What Mitsubishi Electric Is Doing To Alleviate India’s Water Crisis

“If you gave me several million years, there would be nothing that did not grow in beauty if it were surrounded by water.” – Jan Erik Vold

With revenues of over $36 Bn (in 2014), 120,000 employees, and subsidiaries in at least 26 major countries, Mitsubishi Electric is a veritable giant. The Japanese multinational is one the world’s major producers of solar panels. And complementing this green initiative, the company is known for its expertise in various electrical equipment and mechanisms, ranging from effective elevators, air-conditioners, heat-pumps to state-of-the-art robots, telescope antennas, and proton-based treatment systems.

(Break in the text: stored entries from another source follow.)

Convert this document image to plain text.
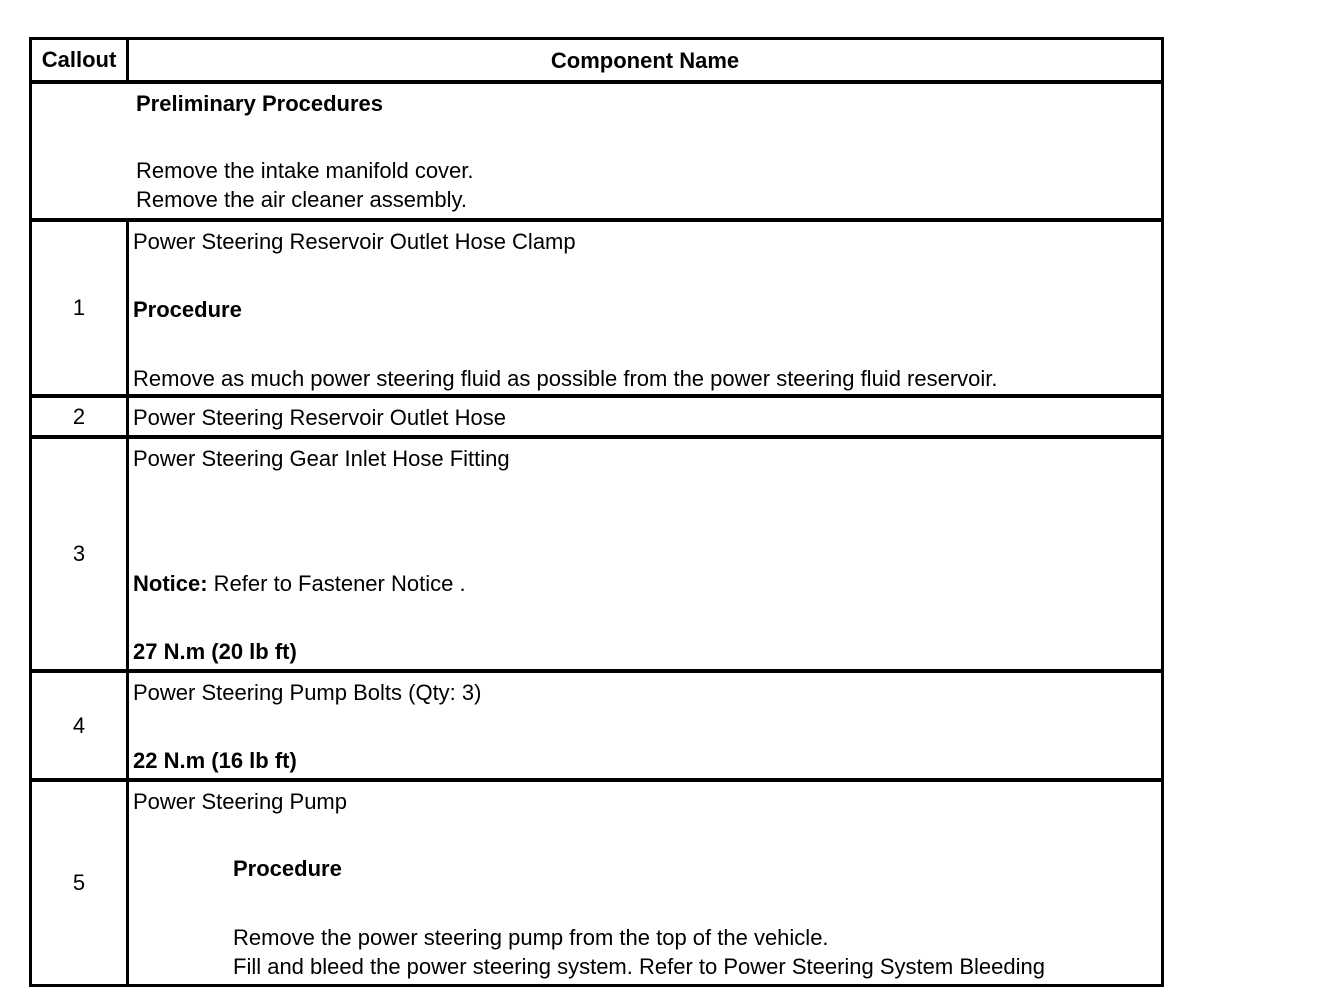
Callout	Component Name
Preliminary Procedures
Remove the intake manifold cover.
Remove the air cleaner assembly.
1
Power Steering Reservoir Outlet Hose Clamp
Procedure
Remove as much power steering fluid as possible from the power steering fluid reservoir.
2	Power Steering Reservoir Outlet Hose
3
Power Steering Gear Inlet Hose Fitting
Notice: Refer to Fastener Notice .
27 N.m (20 lb ft)
4
Power Steering Pump Bolts (Qty: 3)
22 N.m (16 lb ft)
5
Power Steering Pump
Procedure
Remove the power steering pump from the top of the vehicle.
Fill and bleed the power steering system. Refer to Power Steering System Bleeding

Pertaining to the conscientious scope being focused here, it doesn’t really come as a surprise that Mitsubishi Electric also dabbles in water treatment technologies and facilities. To that end, the company has been manufacturing their proprietary ozone-based water generators (over 1,700 units) for the last 45 years. These highly efficient mechanisms use the advantageous quality of ozone that relates to its minimal environmental impact.

The effectiveness is bolstered by the inherently strong oxidizing properties of ozone that not only tackle harmful bacteria and viruses, but also scale down elements of iron, manganese, and sulfur. And last but not the least, ozone mitigates unpleasant tastes and odors in water (as opposed to conventional chlorine), while additionally having the ability to revert to oxygen and thus not leave any trace.

Interestingly enough, when it comes to innovation, Mitsubishi Electric scientists, in collaboration with Yamagata University, also successfully devised prototypes of a new water treatment mechanism in 2015. The core technology is based on the hydroxyl (OH) radicals that are generated via the electric discharge conceived at a gas/liquid interface. According to the experts, their modular solution – to be utilized for treating large-scale industrial wastewater and sewage – can potentially be twice more effective than currently-used advanced oxidation processes. Essentially, it translates to a low-cost mechanism for that significantly reduces the consumption of oxygen (by around 90 percent) due to the incorporation of gas recycling.

In Conclusion

“You must be the change you wish to see in the world.” – Mahatma Gandhi

Too often, we rely on the government and other authorities to bring change in the society. However, as Sui, Padma, and Sumathi have shown, each individual has the responsibility of making the world a better place for generations to come. Their inspiring tales serve as motivation for those around us, including organizations like Mitsubishi Electric, to do our bidding to help India overcome the crippling effects of water shortage and contamination and improve access to clean water. So, let’s start a discussion and join hands to make a collective social impact. Tell me what stories of good are happening in your local communities?